There are also judgements from the courts here in Colombia where it has been shown that Coca Cola managers have violated the right of association and expression and have engaged in illegal sackings. We have shown that the paramilitaries have entered and remained in the bottling plants and have had meetings with management.
Where to now for your campaign?
This is a long-term campaign until such time as Coca Cola sits down and gives a favourable response to the petition for full reparations, which was presented on 22 January 2003. This proposal seeks to mitigate the harm caused to the victims and the union. We say mitigate, because if Coca Cola makes reparations there is no way they can fully make reparations for the harm caused.
Our campaign continues. On 22 July, we are considering some mobilisations and we are even thinking of shutting down production here in Colombia. We are also thinking of carrying out occupations of buildings of international organisations and governments as well as some institutions belonging to the Colombian State.

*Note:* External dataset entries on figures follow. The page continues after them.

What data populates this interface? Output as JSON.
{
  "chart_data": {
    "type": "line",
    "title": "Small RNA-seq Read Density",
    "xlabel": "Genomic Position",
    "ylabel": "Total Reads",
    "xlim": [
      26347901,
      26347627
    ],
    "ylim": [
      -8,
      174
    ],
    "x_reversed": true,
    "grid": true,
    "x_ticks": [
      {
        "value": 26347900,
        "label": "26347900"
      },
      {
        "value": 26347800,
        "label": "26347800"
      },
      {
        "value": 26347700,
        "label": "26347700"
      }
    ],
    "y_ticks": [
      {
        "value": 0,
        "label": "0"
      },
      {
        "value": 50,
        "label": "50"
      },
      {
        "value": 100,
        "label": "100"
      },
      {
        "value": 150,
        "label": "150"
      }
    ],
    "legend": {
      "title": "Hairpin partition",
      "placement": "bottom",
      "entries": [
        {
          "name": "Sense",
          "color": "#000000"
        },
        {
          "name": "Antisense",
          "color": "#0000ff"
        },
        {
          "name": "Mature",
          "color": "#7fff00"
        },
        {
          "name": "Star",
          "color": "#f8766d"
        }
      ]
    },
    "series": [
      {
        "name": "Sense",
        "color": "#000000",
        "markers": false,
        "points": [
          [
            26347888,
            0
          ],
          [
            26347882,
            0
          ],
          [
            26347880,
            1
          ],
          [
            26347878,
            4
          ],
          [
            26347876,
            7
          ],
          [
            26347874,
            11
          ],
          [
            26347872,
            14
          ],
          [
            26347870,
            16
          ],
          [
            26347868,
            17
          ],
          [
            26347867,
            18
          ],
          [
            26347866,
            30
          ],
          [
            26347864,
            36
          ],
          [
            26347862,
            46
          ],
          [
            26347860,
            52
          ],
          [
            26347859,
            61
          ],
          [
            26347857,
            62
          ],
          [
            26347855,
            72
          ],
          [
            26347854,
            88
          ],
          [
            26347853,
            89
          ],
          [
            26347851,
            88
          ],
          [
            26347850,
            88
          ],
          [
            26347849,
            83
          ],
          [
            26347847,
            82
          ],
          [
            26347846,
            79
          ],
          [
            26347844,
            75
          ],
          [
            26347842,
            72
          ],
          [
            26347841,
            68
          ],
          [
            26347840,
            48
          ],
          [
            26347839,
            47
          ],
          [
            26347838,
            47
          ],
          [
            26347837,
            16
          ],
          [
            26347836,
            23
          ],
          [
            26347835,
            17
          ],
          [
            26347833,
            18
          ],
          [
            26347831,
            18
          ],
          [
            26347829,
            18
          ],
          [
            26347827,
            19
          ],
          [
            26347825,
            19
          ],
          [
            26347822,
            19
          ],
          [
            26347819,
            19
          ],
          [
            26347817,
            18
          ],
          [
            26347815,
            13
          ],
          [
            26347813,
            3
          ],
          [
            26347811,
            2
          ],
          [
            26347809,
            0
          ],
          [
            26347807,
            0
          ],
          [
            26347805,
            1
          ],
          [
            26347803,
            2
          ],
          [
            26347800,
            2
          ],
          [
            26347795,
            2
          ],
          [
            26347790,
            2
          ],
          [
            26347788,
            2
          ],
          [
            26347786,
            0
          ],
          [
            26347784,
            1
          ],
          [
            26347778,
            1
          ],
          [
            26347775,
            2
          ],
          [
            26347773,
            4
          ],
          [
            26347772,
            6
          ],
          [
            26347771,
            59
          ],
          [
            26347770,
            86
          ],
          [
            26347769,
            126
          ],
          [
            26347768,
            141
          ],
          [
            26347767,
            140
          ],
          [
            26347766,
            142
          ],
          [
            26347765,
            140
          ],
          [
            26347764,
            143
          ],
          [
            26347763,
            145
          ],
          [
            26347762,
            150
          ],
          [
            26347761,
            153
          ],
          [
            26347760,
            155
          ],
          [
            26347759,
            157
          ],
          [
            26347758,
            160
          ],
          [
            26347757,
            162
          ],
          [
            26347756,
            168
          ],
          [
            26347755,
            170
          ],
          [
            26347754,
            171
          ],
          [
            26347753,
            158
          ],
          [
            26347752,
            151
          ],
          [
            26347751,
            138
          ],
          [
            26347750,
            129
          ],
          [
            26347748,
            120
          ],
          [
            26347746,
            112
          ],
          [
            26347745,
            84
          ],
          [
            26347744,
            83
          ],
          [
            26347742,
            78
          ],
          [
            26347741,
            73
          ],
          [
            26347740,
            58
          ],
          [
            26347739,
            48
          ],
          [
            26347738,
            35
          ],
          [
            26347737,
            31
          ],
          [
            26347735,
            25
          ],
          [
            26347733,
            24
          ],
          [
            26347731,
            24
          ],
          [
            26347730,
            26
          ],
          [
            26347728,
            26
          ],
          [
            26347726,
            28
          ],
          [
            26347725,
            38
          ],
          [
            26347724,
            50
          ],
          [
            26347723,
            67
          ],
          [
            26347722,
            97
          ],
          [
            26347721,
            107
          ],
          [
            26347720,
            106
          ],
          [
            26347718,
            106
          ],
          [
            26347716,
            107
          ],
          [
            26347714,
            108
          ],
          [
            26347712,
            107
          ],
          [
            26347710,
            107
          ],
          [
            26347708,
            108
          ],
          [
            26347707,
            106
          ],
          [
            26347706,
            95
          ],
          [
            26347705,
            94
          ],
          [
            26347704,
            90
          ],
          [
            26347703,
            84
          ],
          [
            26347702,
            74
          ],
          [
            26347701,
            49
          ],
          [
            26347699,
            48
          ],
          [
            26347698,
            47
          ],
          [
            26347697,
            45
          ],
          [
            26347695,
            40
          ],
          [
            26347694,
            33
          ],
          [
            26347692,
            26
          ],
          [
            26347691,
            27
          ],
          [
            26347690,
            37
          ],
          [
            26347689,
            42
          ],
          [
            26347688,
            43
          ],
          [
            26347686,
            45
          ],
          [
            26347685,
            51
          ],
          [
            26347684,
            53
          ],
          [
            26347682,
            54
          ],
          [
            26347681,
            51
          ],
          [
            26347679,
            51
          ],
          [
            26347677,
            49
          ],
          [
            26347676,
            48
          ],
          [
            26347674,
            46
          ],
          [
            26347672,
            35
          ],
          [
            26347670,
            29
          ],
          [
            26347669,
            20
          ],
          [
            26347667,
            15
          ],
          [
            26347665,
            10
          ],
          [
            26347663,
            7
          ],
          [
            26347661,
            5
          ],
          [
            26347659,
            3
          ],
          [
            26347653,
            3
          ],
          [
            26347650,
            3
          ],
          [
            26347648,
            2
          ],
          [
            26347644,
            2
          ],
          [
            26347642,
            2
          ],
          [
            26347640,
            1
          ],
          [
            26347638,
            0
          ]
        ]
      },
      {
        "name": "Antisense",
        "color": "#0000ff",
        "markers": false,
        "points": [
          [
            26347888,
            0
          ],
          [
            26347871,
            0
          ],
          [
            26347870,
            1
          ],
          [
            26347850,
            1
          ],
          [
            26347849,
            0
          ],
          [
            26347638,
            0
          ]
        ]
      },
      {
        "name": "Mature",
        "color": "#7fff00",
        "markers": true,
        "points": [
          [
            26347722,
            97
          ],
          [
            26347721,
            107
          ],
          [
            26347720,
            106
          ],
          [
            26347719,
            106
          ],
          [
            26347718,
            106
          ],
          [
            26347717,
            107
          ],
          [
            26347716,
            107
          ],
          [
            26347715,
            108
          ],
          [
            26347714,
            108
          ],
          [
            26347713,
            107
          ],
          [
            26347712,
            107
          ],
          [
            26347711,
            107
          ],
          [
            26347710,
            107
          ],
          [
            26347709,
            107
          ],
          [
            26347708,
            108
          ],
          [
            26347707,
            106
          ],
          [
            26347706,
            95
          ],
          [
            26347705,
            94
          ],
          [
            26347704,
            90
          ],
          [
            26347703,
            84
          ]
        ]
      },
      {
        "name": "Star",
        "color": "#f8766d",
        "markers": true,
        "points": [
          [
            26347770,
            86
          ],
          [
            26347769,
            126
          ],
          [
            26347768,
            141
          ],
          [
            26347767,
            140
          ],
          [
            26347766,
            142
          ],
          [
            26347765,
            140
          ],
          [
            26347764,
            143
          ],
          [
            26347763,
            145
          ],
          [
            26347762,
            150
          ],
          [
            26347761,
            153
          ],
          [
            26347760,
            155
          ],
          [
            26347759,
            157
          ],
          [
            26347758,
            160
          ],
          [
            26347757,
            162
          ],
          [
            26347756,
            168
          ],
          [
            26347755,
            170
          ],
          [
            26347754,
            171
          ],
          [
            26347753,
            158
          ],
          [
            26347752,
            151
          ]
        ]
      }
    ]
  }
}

On the same day, we will publish a report on the first year of the campaign. We are going to highlight other cases to deepen the public discussion on Coke's involvement in Colombia, such as its environmental impact - how it affects the wetlands, how Coke produces industrial waste and also how the State favours it with legislation. We also have some legal documents on how Coke has taken over water sources. We are not of the view that the multinationals should control such a vital resource for humanity like water.
We are also considering bringing criminal charges against the company in relation to other human right violations, because in the US lawsuit there are only four cases and we have a list of more than 120 examples that would be worthy of legal action.